Norbert Haug (born 24 November 1952 in Engelsbrand, Baden-Württemberg) is a German journalist, and the former Vice President of Mercedes-Benz motorsport activity, including Formula One, Formula 3 and DTM. Under his direction Mercedes-Benz enjoyed considerable success in all categories, winning multiple races and championships.


Haug joined the Pforzheimer Zeitung newspaper in his home town of Pforzheim as a volunteer, before joining them as a trainee journalist. He then joined publishing house Motor-Presse-Verlag in Stuttgart, part of Gruner + Jahr, where he became head of motorsports for Auto, Motor und Sport magazine before becoming its deputy chief editor in 1988.

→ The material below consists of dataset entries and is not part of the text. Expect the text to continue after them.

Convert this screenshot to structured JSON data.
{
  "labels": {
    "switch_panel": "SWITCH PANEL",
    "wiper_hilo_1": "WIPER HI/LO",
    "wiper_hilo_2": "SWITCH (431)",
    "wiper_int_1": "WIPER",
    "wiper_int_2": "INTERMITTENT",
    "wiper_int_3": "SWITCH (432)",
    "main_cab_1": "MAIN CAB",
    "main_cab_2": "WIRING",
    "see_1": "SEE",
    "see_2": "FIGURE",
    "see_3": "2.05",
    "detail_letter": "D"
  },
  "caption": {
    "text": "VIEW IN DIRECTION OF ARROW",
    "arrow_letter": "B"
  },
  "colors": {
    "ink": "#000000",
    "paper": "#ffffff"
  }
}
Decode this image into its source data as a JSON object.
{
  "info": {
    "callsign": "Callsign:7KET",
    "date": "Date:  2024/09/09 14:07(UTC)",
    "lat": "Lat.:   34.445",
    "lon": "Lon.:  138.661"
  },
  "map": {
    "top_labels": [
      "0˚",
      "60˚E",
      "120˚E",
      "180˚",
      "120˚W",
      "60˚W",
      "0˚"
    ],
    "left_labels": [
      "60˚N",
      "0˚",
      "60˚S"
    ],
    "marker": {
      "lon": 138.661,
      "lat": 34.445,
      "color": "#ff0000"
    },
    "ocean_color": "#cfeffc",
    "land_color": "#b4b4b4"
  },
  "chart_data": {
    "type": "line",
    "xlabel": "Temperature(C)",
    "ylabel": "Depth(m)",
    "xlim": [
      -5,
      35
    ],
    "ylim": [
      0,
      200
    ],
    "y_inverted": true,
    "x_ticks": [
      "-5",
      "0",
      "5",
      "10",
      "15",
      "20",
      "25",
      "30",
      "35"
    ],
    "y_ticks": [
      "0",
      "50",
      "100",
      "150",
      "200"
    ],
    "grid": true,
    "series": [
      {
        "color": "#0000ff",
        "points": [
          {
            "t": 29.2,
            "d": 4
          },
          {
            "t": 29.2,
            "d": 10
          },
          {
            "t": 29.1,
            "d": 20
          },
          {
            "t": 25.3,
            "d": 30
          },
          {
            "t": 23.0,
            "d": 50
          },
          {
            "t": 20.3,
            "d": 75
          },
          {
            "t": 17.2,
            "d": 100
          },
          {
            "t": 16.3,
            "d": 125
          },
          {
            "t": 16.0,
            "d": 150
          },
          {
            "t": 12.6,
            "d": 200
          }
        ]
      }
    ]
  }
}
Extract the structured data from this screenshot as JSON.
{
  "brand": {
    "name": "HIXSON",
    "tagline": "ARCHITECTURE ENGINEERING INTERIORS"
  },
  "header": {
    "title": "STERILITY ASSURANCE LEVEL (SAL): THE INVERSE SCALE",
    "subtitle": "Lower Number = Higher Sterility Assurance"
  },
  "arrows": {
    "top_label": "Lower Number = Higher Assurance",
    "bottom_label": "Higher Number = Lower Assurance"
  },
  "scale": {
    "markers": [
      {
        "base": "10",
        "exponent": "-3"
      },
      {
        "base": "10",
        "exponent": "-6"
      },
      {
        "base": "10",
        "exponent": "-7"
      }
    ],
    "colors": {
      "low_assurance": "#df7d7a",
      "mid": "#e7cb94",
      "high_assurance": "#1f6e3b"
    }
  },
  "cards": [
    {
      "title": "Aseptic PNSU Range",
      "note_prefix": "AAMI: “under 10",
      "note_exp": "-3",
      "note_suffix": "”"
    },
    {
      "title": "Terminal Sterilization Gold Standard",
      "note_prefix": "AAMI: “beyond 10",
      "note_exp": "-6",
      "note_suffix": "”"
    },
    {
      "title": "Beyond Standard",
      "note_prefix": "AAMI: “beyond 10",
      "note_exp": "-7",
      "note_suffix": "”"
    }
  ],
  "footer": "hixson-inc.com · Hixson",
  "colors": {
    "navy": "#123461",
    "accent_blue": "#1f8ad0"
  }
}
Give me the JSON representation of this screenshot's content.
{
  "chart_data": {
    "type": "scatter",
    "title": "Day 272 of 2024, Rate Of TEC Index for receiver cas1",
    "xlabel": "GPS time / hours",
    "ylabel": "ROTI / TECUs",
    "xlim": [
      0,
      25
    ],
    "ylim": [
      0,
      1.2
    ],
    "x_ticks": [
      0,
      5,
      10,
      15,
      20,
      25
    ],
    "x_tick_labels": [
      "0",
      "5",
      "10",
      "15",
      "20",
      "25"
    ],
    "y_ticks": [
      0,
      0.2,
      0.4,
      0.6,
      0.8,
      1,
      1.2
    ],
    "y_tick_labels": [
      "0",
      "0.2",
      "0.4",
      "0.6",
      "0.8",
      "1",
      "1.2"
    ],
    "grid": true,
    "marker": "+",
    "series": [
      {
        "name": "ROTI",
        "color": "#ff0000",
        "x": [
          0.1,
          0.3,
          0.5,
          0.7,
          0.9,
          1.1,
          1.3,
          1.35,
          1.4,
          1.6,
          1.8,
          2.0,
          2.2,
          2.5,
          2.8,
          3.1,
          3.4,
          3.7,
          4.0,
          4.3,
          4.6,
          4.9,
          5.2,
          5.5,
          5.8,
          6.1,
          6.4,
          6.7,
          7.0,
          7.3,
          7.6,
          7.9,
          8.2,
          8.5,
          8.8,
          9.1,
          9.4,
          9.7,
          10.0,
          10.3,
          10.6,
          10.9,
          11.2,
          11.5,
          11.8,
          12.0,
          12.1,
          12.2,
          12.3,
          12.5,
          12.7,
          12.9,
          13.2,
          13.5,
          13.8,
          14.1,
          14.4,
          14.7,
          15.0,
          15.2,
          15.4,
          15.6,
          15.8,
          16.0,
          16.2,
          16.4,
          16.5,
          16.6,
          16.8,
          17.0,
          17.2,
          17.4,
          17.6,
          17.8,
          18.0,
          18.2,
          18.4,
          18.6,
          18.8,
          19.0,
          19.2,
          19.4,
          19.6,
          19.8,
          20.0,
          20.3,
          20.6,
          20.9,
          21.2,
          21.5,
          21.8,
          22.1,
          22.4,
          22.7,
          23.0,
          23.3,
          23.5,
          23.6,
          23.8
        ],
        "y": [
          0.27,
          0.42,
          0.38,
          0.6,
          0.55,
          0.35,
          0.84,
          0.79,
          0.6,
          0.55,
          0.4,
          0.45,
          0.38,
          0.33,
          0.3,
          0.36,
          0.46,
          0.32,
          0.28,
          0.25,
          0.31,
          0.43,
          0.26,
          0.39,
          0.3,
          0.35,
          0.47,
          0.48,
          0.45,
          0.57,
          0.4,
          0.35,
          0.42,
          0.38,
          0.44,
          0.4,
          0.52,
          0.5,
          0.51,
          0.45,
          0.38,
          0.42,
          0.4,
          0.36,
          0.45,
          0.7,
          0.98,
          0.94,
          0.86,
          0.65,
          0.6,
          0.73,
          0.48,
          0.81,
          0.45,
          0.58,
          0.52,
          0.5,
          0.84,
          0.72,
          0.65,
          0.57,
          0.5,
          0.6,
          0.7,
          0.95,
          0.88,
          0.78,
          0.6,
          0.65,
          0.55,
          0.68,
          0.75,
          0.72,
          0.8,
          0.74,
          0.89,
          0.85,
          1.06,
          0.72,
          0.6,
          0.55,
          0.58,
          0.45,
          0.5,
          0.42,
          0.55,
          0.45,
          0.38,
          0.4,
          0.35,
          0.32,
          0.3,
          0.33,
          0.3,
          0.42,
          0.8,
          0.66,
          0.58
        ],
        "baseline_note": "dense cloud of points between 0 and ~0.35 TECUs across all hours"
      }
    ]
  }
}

While pursuing a career in journalism he also raced cars, including the 24 Hours Nürburgring where he came second in 1985, and took part, like many in Formula One, in the Porsche Carrera Cup. In 1986, Haug drove a Williams F1 car in private test.


Haug together with Bernd Schneider (on the left) and Dieter Zetsche (right) in 2008

Haug joined Mercedes-Benz in 1990, with a brief to revive their motor sport credentials. Haug maintained Mercedes presence in Group C and later in the DTM and International Touring Car Championship. Early successes included Klaus Ludwig winning the DTM drivers title in 1992 and 1994, and Bernd Schneider winning both the DTM and ITC drivers titles in 1995. In 2000 Haug and Mercedes were instrumental in the relaunch of Deutsche Tourenwagen Masters. On December 13, 2012, it was announced that Haug would leave his role and the company at the end of 2012.[1]

Formula One[edit]

Under Haug's direction, Mercedes-Benz re-entered Formula One after almost 40 years. In 1993 Haug negotiated a partnership with Peter Sauber, with engineering assistance which resulted in Sauber team cars having the words Concept by Mercedes-Benz on their engine bay flanks. In 1994 Haug negotiated Mercedes-Benz entry to the CART championship, and the Sauber-Mercedes cars were now officially powered by Mercedes-Benz badged engines, developed by the company's development arrangement with United Kingdom based manufacturer Ilmor.

After the serious accident at the Monaco Grand Prix which resulted in injury to Karl Wendlinger, and with Team McLaren looking for a new engine supplier, Haug negotiated Mercedes-Benz partnership with McLaren from the 1995 season.

Personal life[edit]

Haug is married, with one daughter.


  1. ^ Gilbert, Eric. "Norbert Haug out of Mercedes-Benz Motorsport". Retrieved 13 December 2012.